Usta oyuncu Rasim Öztekin, geçirdiği kalp krizi sonucu 8 Mart'ta hayatını kaybetti. Rasim Öztekin'in vefatı sevenlerini yasa boğdu. 2021'in bitmesine saatler kala Esra Kazancıbaşı eşini andı. Kazancıbaşı, paylaşımda bulunarak şu ifadelere yer verdi:

"2021 büyük bir sınav senesiydi benim için. İçim titreyerek sevdiklerimi, bu hayatta beni en çok sevenleri kaybettim; Aşkımı ve oğlumu. En çok korktuğum şeydi, sevdiğim adamı kaybetmek... Yalnız kalmak... Önce Rasim'im, sonra oğlum Diego, bana büyük acı yaşatarak melek oldular.

İçim çok yandı, çok ağladım, sabahlara kadar uyku tutmadı, çok düşündüm. Çaresiz bir özlemle yaşamaya çabaladım. Yüreğimin derinliklerindeki sızı 50'li yaşlarda da aşk acısı çekilebileceğini öğretti bana. 2021'de en korktuğum şeyler başıma geldi. Üçümüzün uyuduğu yatak odasında yalnızlığın ve özlemin ayazında ruhum üşüdü. Hayallerimi, rotamı, amacımı kaybettim. Kolum kanadım kırıldı sanki. 2021'de korka korka hiçbir şeyden korkmamak gerektiğini öğrendim.

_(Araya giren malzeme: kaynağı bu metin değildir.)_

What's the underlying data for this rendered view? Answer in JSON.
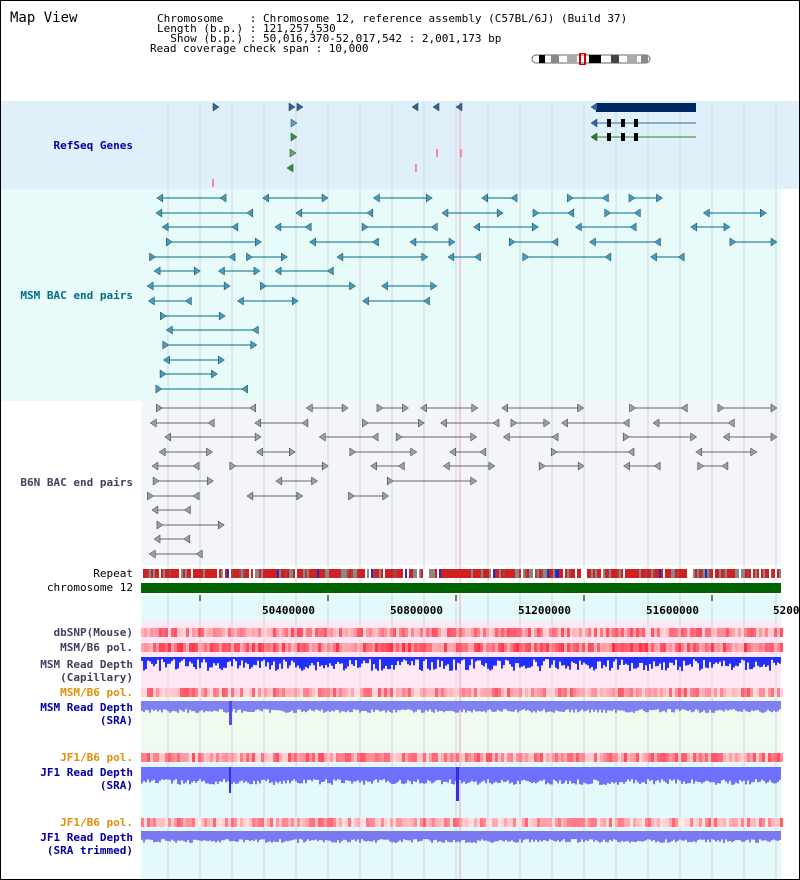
{
  "title": "Map View",
  "header": {
    "line1": "Chromosome    : Chromosome 12, reference assembly (C57BL/6J) (Build 37)",
    "line2": "Length (b.p.) : 121,257,530",
    "line3": "  Show (b.p.) : 50,016,370-52,017,542 : 2,001,173 bp",
    "line4": "Read coverage check span : 10,000"
  },
  "tracks": {
    "refseq": "RefSeq Genes",
    "msm_bac": "MSM BAC end pairs",
    "b6n_bac": "B6N BAC end pairs",
    "repeat": "Repeat",
    "chromosome": "chromosome 12",
    "dbsnp": "dbSNP(Mouse)",
    "msm_b6_pol": "MSM/B6 pol.",
    "msm_depth_cap1": "MSM Read Depth",
    "msm_depth_cap2": "(Capillary)",
    "msm_b6_pol2": "MSM/B6 pol.",
    "msm_depth_sra1": "MSM Read Depth",
    "msm_depth_sra2": "(SRA)",
    "jf1_b6_pol": "JF1/B6 pol.",
    "jf1_depth_sra1": "JF1 Read Depth",
    "jf1_depth_sra2": "(SRA)",
    "jf1_b6_pol2": "JF1/B6 pol.",
    "jf1_trim1": "JF1 Read Depth",
    "jf1_trim2": "(SRA trimmed)"
  },
  "axis": {
    "ticks": [
      "50400000",
      "50800000",
      "51200000",
      "51600000",
      "5200"
    ]
  },
  "colors": {
    "refseq_bg": "#dff0fa",
    "msm_bg": "#e8fbfb",
    "b6n_bg": "#f4f5f8",
    "refseq_label": "#0000a0",
    "msm_label": "#006c84",
    "b6n_label": "#404060",
    "pol_label": "#e09000",
    "depth_label": "#0000a0",
    "chromosome": "#006400",
    "depth": "#2020ff",
    "depth_light": "#7070ff"
  }
}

"Ölüm" sözünü Haber yazarken bile ağzıma almazdım. "Hayatını kaybetti", "yaşamını yitirdi" yazardım. Sevdiğim adamın kalbi gözlerimin önünde durunca korktuğum ölümün tokadını yedim. Aşık olduğum adamın başımı dayayıp uyuduğum göğsüne kalp masajı yapmaya, sevgiyle öptüğüm dudaklarına hayat öpücüğü vermeye çabaladım.

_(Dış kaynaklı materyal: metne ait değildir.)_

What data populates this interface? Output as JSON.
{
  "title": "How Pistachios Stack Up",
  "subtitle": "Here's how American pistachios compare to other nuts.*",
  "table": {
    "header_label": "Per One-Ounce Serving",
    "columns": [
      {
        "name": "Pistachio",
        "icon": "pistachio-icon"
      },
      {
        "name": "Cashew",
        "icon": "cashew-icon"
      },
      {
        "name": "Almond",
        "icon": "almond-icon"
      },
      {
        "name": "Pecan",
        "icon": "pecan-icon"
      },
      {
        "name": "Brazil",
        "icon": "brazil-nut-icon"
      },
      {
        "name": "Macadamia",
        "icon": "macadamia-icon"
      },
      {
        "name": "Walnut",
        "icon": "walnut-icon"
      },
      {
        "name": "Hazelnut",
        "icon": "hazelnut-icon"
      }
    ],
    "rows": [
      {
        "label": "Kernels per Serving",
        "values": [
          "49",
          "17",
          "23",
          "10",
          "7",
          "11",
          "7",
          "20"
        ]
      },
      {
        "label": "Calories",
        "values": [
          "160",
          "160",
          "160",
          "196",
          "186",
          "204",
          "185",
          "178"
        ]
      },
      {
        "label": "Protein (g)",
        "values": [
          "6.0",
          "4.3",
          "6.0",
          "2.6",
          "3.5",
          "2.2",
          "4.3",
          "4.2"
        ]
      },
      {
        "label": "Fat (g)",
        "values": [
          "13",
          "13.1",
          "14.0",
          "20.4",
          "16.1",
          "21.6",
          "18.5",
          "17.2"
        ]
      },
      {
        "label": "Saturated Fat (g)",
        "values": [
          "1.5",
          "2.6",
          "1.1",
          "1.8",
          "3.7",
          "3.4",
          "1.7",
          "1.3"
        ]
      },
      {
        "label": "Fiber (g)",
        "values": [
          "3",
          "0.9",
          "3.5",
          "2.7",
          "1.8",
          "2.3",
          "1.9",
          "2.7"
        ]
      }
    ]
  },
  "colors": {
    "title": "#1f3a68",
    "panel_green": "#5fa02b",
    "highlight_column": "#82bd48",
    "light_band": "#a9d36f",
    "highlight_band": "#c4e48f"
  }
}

Mezarlığa gidemezdim. 2021'de sevdiğim adamın mezarı başında dua edip, çiçekler ektirdim. Ne zaman aşkımın yanına gidip onunla konuşsam, dertleşsem içim huzurla doldu. Mezarlıktan korkmamayı 50'li yaşlarda yaşadığım bu büyük acıyla öğrendim. Ölüm, öldü kelimesini kullanmayı da. Oğlum Diego da kollarımda son nefesini verdi. Ihlamur ağacının altındaki ebedi yatağına gömülürken onu son kez kokladım, tüylerini okşadım.

Böylesine acılı ve zor günlerimde ne kadar çok dost, arkadaş biriktirdiği görüp mutlu oldum. Sevgileriyle sarıp sarmaladılar beni. Yeni dostlar da kazandım matem günlerimde. Yaşadığım acıya duyarsız kalan, umursamaz davranan, telefonla ya da mesajla olsun bir başsağlığı dileğini bile esirgeyen bazılarını da çıkardım hayatımdan. Telefonlarını sildim rehberimden. Kalbimde, beynimde temizlik yaptım, hafifledim. Hayatta sadece anın var olduğunu, bu yüzden şimdiyi gönlünce ve dolu dolu yaşamamız gerektiğini bir kez daha fark ettim. Aşkım ve oğlumla mutlulukla, sevgiyle, kahkahayla geçen her anımıza şükrettim."